[EM] IRV ballot pile count (proof of closed form)

[robert bristow-johnson]

On Feb 4, 2010, at 8:29 PM, Kathy Dopp wrote:

> On Thu, Feb 4, 2010 at 8:18 PM, robert bristow-johnson
> <rbj at audioimagination.com> wrote:
>>
>> On Feb 4, 2010, at 7:51 PM, Kathy Dopp wrote:
>>
>>> The general formula for the number of possible rankings (for strict
>>> ordering, without allowing equal rankings) for N candidates when
>>> partial rankings are allowed and voters may rank up to R candidates
>>> (N=R if voters are allowed to rank all candidates) on a ballot is
>>> given on p. 6 of this doc:
>>>
>>>
>>> http://electionmathematics.org/ucvAnalysis/US/RCV-IRV/ 
>>> InstantRunoffVotingFlaws.pdf
>>
>> the only issue, Kathy, is whether the lower limit is i=0 or i=1.   
>> you have
>> to defend your use of i=0 for the case illustrated below (using  
>> the rules in
>> Burlington VT and Cambridge MA).
>
> False Robert.
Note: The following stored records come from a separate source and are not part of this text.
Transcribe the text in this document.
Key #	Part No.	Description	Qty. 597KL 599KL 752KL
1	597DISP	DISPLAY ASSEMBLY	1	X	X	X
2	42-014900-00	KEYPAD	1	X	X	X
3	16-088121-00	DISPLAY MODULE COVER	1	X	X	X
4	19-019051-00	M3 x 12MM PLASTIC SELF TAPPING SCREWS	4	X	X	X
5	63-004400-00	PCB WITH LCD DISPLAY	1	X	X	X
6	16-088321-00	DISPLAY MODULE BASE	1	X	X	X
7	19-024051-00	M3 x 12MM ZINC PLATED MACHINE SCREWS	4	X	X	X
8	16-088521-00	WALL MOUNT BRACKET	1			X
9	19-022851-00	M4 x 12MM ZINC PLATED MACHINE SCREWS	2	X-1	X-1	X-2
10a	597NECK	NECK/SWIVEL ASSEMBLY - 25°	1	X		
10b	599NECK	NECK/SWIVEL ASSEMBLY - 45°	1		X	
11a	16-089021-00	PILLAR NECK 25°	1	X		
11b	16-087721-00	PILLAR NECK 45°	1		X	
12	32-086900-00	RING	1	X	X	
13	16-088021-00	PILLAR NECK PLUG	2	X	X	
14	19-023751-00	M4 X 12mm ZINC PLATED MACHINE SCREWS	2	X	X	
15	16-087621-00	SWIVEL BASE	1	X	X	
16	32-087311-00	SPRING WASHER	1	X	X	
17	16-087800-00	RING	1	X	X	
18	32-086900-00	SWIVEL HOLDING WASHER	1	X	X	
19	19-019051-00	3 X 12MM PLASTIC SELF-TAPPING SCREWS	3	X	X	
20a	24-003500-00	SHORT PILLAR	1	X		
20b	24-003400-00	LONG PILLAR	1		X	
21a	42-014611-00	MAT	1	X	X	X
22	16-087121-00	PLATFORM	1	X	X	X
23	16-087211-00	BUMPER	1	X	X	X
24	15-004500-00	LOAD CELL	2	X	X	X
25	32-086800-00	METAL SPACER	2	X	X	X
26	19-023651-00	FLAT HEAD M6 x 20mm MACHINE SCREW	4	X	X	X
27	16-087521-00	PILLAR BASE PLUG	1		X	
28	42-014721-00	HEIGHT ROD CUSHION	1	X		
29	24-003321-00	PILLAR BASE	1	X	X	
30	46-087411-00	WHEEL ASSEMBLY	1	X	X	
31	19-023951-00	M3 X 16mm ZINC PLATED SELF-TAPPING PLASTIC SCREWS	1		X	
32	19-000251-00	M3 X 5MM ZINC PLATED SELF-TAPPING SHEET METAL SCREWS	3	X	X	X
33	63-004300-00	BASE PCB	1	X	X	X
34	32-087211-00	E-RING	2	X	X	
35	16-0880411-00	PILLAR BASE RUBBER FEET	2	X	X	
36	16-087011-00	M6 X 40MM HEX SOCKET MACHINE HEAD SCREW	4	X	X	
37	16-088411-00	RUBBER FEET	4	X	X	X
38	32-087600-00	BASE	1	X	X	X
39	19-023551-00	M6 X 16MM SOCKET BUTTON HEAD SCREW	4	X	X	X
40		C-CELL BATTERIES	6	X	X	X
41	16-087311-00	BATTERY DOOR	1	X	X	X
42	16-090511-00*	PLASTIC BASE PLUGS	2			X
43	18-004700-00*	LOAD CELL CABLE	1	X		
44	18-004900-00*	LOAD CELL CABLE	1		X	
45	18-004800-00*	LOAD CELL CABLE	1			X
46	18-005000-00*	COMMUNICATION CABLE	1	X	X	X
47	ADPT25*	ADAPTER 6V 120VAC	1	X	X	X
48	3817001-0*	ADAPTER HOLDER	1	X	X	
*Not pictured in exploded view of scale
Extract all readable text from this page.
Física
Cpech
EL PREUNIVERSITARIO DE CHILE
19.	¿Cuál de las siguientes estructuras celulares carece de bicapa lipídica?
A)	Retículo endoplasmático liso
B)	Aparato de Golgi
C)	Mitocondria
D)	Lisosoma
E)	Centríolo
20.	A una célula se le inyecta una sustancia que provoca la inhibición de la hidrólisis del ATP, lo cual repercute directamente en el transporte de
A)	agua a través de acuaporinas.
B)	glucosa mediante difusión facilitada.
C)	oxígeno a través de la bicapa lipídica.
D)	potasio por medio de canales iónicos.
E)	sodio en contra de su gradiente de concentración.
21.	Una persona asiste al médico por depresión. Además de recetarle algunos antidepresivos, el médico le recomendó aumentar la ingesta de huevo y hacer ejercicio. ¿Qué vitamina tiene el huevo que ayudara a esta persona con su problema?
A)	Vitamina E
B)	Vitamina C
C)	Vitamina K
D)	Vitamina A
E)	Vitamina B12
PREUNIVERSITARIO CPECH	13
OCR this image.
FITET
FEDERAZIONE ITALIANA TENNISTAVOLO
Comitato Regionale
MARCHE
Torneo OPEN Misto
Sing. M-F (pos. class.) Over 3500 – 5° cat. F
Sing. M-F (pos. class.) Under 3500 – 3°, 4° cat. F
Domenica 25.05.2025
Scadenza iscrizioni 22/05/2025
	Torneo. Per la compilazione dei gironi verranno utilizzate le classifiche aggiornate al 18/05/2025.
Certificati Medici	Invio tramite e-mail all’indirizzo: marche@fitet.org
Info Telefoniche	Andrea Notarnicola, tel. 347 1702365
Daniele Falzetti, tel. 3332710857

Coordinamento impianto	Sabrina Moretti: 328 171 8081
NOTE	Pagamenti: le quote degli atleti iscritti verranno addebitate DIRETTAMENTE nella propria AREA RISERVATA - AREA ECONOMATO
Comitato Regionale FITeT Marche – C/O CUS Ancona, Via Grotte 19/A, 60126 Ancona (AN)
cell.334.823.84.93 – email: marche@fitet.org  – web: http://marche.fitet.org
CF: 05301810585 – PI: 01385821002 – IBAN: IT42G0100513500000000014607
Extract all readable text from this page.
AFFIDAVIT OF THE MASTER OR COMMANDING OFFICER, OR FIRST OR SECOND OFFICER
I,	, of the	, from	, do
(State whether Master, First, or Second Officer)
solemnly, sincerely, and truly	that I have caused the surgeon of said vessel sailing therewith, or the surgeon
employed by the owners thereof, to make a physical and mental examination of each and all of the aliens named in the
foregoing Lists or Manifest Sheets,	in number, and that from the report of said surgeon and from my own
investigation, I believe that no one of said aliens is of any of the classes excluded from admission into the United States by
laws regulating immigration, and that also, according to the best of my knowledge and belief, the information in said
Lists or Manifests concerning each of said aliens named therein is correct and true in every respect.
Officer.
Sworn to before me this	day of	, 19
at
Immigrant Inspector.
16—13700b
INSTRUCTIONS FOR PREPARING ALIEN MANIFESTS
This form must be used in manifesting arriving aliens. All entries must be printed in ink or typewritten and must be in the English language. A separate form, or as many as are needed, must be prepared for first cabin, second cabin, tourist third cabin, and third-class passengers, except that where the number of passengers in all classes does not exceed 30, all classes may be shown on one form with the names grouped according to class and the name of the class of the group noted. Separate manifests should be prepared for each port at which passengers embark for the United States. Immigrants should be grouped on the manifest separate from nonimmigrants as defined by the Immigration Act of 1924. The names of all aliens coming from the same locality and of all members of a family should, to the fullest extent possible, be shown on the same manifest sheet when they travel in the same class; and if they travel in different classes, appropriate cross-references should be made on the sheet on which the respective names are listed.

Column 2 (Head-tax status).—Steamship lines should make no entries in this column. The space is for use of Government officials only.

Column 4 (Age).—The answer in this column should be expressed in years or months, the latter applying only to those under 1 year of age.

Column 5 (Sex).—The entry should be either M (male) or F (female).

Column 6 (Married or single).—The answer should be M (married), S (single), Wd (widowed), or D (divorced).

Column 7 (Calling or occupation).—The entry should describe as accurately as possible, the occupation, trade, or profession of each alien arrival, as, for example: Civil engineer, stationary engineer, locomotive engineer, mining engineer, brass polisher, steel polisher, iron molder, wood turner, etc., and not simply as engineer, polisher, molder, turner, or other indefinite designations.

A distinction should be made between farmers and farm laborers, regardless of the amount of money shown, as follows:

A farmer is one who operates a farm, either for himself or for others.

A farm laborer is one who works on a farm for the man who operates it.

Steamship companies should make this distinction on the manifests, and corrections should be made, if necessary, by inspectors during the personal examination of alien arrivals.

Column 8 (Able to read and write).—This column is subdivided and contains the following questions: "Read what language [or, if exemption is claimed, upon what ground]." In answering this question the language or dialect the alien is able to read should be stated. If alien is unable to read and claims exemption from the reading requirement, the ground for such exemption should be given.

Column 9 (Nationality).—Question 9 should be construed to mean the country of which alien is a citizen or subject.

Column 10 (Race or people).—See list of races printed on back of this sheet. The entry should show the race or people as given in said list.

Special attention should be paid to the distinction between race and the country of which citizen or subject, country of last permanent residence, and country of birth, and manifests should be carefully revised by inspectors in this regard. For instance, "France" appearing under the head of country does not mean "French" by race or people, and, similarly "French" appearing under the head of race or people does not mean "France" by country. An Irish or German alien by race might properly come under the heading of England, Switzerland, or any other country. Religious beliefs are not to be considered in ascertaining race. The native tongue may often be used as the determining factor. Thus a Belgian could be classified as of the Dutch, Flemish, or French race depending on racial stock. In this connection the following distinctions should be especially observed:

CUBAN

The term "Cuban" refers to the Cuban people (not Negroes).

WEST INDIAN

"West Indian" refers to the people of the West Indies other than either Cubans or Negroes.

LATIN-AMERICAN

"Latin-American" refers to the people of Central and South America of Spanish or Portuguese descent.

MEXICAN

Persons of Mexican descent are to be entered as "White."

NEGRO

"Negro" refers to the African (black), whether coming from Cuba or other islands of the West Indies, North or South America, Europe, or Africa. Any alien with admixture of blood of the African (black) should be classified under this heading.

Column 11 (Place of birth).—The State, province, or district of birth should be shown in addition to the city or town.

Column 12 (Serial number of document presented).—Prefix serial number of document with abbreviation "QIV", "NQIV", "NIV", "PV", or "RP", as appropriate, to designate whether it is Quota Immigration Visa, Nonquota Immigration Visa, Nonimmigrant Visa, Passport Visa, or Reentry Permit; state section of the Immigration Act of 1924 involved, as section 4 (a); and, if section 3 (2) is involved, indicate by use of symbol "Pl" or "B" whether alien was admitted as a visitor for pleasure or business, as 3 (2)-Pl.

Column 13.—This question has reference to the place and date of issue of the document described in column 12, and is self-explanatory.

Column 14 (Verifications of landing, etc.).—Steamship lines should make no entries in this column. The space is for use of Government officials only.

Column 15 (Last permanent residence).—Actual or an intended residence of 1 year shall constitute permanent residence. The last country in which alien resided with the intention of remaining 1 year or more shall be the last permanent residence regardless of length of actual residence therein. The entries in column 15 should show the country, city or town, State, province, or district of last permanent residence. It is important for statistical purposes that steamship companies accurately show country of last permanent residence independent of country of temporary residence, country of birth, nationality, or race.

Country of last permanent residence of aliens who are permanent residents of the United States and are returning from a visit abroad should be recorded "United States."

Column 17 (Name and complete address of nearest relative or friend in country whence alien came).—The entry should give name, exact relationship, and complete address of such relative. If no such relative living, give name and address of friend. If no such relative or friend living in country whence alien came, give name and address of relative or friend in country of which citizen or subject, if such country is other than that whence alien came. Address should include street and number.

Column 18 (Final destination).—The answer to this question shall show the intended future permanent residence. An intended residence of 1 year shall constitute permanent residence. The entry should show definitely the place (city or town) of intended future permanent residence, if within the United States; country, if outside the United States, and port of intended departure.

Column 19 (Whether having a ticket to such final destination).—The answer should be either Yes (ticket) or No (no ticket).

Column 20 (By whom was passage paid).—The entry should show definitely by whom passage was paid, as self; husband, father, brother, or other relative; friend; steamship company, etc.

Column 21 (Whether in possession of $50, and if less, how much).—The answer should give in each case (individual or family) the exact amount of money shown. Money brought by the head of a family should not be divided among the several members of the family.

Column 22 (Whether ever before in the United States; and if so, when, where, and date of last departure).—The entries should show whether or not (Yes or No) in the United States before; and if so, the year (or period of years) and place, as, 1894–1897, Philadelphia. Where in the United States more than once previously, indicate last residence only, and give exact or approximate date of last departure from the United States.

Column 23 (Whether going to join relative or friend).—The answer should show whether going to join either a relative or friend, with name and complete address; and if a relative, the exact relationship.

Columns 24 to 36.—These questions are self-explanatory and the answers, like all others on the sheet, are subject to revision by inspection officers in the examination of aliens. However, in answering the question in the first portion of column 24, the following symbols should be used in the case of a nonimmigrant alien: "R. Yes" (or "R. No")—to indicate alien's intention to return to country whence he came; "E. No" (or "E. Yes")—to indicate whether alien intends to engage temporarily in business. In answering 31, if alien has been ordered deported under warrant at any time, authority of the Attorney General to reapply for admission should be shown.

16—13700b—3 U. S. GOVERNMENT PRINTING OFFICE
Starting the index at 0 or 1 is completely irrelevant.

so you're saying that

     N-1              N-1
     SUM{ N!/i! }  =  SUM{ N!/i! }  ?
     i=0              i=1

that the N!/0! term is equal to zero?


> Any formula is easily adjusted to either initial index.

i ain't talking about any substitution of dummy variable, i, and  
changing the limits.

> You are obviously not a mathematician.

i guess not.  just a Neanderthal electrical engineer who does signal  
processing algs for a living.


>> in Burlington it was 5 in both 2006 and 2009.  N was also 5 (not  
>> counting
>> any write-in).
>
> My formula gives the general case for R equals anything, as I said.
>
>>
>> but Kathy, suppose N=R=3 and it's the "regular-old" IRV rules that  
>> do not
>> require any minimum number of candidates ranked and do not allow  
>> ties.  to
>> be clear, i need to also point out that only *relative* ranking is  
>> salient
>> (at least in Burlington).  if a voter only ranks two candidates and
>> mistakenly marks the ballot 1 and 3, the IRV tabulation software  
>> will close
>> up the gaps and treat that precisely as if it was marked 1 and 2.
>
> So?  What's your point?

the point is that a ballot marked with 1 and 3 goes on the same pile  
as a "properly marked" ballot marked with the same two candidates as  
1 and 2.

>>
>> now, given those parameters, are you telling us that the 9 tallies  
>> shown on
>> Warren's page:
>>  http://rangevoting.org/Burlington.html (i have very similar  
>> numbers, no
>> more different than 4), are not sufficient to apply the IRV rules and
>> resolve the election?
>
> Obviously you did not read my email. I'll read and respond to yours
> after you've tried to read and understand my points. Otherwise I am
> not wasting my time responding to you.

no need to, but...

>>
>>    1332  M>K>W
>>     767  M>W>K
>>     455  M
>>    2043  K>M>W
>>     371  K>W>M
>>     568  K
>>    1513  W>M>K
>>     495  W>K>M
>>    1289  W
>>
>> is there any reason those 9 tallies could not have been summed from
>> subtotals coming from all 7 wards of Burlington?
>>
>> please tell us why those 9 piles are not enough, given the  
>> parameters stated
>> above?


... you're running away from the salient question.  are those 9 piles  
good enough to resolve the IRV election with 3 candidates or not?   
was salient information lost when the M>K pile was combined with the  
M>K>W pile, enough that could cause the IRV election (with the rules  
above) to be decided differently?

--

r b-j                  rbj at audioimagination.com

"Imagination is more important than knowledge."